Just over 20 percent of 18- to 29-year-olds voted in the last midterm election in 2014, according to the Center for Information and Research on Civic Learning and Engagement. Turn out among young voters has traditionally been lower than that of other groups.

That’s partly because of how campaigns target their outreach, says Clarissa Martínez-de-Castro, deputy vice president at Unidos US (formerly National Council of La Raza). She said campaigns often focus spending on so-called likely voters, or those who have voted in previous elections.

“So what that means is young voters, who are obviously arriving into the electoral process and are not going to have a voting history,” are not targeted, said Martínez-de-Castro. “For communities like the Latino community, who is a young community, they simply don’t end up [as] the outreach target of many of those campaigns until very late in the process, if at all.”

But this year looks different. Several groups, especially on the left, say they’re spending more money and paying more attention to voter turnout, including among young voters. The NAACP, which concentrates on outreach to African-Americans, said contributions are up 400 percent compared to 2016, with “more donors, foundations and individuals who want to invest in the NAACP to mobilize and amplify the black vote.”

The League of Women Voters said in an email that “interest in registration has been HUGE this year.” The group usually sees a drop-off in donations after an election. But that didn’t happen after the 2016 presidential vote, and donations were up in 2018.

Volunteers write postcards to potential voters at the Woman’s National Democratic Club in Washington, D.C.

The Human Rights Campaign is spending $2 million to help boost voter turnout in seven states.

Most of the Republican groups we contacted did not respond to requests for details on youth voter outreach efforts. But David James of the Republican Senate Leadership Committee said in an email statement that the group is focused on “candidates and state caucuses that win.”

Republican strategist Mike DuHaime, at the public affairs firm Mercury, said most well-run campaigns include voter outreach, and targeted youth outreach depends on available resources.

“There’s no one size fits all,” said DuHaime, “but you do see activities, local events or fairs and mailings to voters who’ve just turned 18. You do see some of those activities being done.”

The most concerted and well-funded efforts to get young people to the polls this midterm cycle tend to come from the left. It started with the primaries, said Tom Bonier, CEO at TargetSmart, a Democratic voter data firm that’s been tracking youth engagement in the midterms. “Now you’re seeing the focus shift and the resources shift into the general election,” he said.

Bonier said there was a particularly big spike in voter registration after the Parkland shooting and the subsequent March for Our Lives, where “Vote them out!” was a common refrain. In fact, youth voter turnout in the primaries was up by 4 percent nationwide. According to Bonier, turnout doubled or tripled in some competitive races.
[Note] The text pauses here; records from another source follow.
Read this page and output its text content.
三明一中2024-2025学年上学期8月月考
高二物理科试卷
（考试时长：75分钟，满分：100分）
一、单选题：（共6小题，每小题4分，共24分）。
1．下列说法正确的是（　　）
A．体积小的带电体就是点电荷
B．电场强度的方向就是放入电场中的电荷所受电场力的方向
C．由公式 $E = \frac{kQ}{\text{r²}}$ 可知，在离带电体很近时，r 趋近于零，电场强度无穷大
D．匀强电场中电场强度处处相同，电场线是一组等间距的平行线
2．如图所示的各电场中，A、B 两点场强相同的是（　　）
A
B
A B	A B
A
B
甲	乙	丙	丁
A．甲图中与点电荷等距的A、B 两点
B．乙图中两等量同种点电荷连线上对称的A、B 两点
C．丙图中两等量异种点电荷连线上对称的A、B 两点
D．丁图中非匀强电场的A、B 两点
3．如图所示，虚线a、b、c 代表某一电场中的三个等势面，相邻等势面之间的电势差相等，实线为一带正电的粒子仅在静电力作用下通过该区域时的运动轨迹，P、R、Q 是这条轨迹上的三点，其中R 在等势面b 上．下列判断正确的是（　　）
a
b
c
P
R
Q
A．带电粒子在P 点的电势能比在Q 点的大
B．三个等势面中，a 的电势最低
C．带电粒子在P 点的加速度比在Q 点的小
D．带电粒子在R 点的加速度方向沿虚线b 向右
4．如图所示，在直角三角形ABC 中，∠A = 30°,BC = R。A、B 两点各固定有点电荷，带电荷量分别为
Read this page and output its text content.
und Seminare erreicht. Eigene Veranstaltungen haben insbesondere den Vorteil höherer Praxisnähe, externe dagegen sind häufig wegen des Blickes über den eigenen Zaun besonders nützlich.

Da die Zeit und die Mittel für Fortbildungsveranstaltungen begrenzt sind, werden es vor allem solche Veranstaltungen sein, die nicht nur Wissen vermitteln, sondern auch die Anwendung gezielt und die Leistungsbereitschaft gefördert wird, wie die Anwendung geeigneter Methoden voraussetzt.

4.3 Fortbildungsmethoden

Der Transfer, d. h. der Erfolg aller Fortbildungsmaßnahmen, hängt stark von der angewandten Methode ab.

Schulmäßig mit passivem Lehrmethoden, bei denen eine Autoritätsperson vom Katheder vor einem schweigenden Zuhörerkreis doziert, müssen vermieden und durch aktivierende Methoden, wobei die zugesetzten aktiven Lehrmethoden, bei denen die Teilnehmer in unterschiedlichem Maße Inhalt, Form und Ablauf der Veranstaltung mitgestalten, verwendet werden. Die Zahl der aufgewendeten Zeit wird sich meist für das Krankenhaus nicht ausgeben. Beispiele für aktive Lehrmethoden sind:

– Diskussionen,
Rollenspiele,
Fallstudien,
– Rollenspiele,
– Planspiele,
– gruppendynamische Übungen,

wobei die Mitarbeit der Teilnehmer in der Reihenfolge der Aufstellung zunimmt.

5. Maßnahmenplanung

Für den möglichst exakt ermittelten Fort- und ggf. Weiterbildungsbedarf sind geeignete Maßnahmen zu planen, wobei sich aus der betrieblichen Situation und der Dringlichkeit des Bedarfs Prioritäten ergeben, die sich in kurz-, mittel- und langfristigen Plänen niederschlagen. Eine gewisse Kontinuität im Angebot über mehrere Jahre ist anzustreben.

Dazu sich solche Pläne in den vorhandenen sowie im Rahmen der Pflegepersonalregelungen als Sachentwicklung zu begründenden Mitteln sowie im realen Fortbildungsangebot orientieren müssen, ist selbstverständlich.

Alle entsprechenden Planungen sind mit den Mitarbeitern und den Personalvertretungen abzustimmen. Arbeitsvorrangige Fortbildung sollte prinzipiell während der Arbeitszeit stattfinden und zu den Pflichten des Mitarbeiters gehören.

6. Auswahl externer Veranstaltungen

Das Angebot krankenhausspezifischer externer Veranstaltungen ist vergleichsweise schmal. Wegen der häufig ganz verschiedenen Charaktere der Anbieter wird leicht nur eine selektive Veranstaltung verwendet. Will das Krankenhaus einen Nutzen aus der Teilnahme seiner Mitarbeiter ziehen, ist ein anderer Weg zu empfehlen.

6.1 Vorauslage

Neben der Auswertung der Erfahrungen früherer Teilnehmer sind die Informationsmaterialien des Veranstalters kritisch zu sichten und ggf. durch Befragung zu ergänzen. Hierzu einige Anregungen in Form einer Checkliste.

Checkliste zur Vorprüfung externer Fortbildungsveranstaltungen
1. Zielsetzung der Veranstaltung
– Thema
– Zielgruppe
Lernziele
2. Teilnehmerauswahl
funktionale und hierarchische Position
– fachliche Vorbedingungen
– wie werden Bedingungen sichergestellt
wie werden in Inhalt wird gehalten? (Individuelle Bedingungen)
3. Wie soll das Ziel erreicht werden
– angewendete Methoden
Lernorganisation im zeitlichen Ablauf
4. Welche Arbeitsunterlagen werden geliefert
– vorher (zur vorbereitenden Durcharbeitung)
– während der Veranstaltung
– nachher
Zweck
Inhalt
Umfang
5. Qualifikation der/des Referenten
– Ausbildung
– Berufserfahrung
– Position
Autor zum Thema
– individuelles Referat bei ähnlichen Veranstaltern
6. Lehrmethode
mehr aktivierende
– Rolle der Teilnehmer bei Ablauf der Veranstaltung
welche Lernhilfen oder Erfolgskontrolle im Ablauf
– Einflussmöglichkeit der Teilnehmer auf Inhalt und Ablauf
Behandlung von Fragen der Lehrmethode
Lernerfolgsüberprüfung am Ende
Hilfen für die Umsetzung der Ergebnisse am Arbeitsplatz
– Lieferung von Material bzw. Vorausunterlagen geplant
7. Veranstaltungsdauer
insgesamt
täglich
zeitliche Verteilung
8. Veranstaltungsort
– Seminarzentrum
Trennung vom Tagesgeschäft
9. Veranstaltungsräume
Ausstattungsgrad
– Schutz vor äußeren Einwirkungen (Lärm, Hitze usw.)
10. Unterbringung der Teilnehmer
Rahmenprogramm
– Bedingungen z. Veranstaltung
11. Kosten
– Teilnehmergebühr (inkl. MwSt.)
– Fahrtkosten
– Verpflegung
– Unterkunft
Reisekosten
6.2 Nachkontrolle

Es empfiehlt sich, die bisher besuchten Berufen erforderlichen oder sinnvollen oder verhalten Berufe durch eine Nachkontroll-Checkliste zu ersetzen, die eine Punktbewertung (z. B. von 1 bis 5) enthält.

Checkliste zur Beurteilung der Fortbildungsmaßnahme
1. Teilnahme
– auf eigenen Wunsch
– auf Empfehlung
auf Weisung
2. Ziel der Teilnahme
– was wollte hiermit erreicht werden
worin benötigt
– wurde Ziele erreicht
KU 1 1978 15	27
And now, with the general election just weeks away, voter registration and turnout efforts are reaching a fever pitch. Progressive group NextGen America, founded by billionaire Democratic activist Tom Steyer, is spending more than $30 million to register and turn out young voters.

Ben Wessel is director of NextGen Rising, the youth voter outreach division of NextGen America. He said there’s a reason most of the investment targeting younger voters seems to be coming from the left.

“There’s a direct correlation between increased investment and increased turnout and increased votes for Democratic candidates,” he said. “It’s not just getting folks to register and turn out because it’s the right thing to do. It’s getting folks to register and turn out because it’s the right thing to help progressives win.”

A new poll by CIRCLE predicts “unusually high levels” of youth voter turnout for a midterm, with 34 percent “extremely likely” to vote, and 45 percent of those polled would vote for Democrats.

We’ll see how all that works out in just a few weeks when the polls open.